Les biologistes de l’Université Chulalongkorn ont rapidement compris que cette mygale fouisseuse n’était pas comme les autres. Son nom, Inazuma, est d’ailleurs un hommage direct à un personnage de One Piece capable de changer de sexe et arborant un look bicolore asymétrique.
- Côté droit : Gris et blanc, correspondant aux caractéristiques du mâle.
- Côté gauche : Brun-orangé, typique de la morphologie femelle.
- Taille : Un mélange complexe entre les 1,5 cm du mâle et les 2,5 cm de la femelle.
Le mystère du gynandromorphisme bilatéral
Attention, on ne parle pas ici d’hermaphrodisme (où les deux sexes sont présents de manière fonctionnelle et souvent symétrique). Le cas de notre araignée est celui du gynandromorphisme bilatéral : une erreur génétique survenue dès les premières secondes de sa vie.
« Ce qui m’a le plus surpris, c’est qu’il s’agissait non seulement de la première mention d’un gynandromorphe de la famille des Bemmeridae, mais aussi d’une nouvelle espèce », explique Chawakorn Kunsete, auteure principale de l’étude publiée dans Zootaxa.
Selon les chercheurs, ce bug biologique proviendrait d’une anomalie lors de la division des chromosomes sexuels au stade de l’œuf. Les causes possibles ? Une infection parasitaire, un virus ou des facteurs environnementaux qui auraient « mélangé » les cartes génétiques dès le départ.

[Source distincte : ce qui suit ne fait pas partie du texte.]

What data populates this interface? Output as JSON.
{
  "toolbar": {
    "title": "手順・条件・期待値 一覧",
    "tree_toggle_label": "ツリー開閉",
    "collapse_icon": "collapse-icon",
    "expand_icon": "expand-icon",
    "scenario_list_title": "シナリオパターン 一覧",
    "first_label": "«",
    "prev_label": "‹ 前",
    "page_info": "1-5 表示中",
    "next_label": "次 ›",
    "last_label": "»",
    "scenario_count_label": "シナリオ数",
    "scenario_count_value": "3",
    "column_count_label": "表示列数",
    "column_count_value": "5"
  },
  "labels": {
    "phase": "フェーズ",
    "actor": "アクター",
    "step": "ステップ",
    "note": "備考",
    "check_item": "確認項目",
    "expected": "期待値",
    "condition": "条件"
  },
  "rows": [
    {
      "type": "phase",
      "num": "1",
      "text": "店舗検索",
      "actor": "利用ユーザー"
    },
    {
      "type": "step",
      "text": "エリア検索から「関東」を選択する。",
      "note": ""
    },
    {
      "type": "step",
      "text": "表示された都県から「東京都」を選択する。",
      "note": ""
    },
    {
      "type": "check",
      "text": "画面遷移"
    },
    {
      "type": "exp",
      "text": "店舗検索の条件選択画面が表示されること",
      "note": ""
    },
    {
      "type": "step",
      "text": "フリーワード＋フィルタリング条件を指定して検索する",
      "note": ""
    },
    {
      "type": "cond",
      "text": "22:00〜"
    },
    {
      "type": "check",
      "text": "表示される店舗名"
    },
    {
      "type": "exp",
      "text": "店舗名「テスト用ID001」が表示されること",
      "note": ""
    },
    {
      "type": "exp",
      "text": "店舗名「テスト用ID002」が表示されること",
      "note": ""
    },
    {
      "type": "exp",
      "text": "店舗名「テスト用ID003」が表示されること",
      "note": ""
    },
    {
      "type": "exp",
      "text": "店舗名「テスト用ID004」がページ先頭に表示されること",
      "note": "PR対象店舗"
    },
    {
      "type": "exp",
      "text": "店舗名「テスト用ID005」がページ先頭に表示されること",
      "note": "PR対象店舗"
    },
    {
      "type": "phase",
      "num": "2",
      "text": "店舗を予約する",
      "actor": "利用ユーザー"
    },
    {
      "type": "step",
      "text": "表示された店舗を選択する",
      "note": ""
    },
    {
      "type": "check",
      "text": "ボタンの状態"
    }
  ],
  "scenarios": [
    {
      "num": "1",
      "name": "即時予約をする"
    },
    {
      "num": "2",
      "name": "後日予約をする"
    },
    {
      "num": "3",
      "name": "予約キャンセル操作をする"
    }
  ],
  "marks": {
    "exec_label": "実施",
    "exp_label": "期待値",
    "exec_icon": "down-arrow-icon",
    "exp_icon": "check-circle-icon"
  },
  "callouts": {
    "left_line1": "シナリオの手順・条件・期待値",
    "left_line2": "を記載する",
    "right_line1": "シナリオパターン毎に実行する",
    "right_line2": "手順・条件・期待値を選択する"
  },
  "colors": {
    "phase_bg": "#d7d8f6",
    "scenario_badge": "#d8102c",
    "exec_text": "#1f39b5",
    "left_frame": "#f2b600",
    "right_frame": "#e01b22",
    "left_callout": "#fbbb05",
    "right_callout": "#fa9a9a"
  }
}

Une vie sentimentale… compliquée

Si ce spécimen est une mine d’or pour la science, sa vie sociale est plus complexe. L’analyse montre qu’elle possède des organes reproducteurs femelles (spermathèques), mais ses attributs mâles sont quasi inexistants ou atrophiés.
En clair, elle ne peut pas se reproduire seule. Les scientifiques estiment que dans la nature, ses chances de transmettre ses gènes sont nulles, à moins d’une intervention humaine par insémination artificielle. C’est le paradoxe de cette découverte : une prouesse de la nature qui condamne pourtant l’individu à être le dernier de sa lignée.
- Espèce : Damarchus inazuma (nouvelle pour la science)
- Dangerosité : Potentiellement venimeuse (du liquide a été observé sur ses crochets)
- Habitat : Terriers profonds dans les forêts tropicales thaïlandaises
Cette trouvaille rappelle que les forêts d’Asie du Sud-Est cachent encore des trésors d’évolution. Pour les experts, ce n’est que le début : le genre Damarchus est encore très peu étudié et pourrait nous réserver d’autres surprises bicolores dans les années à venir.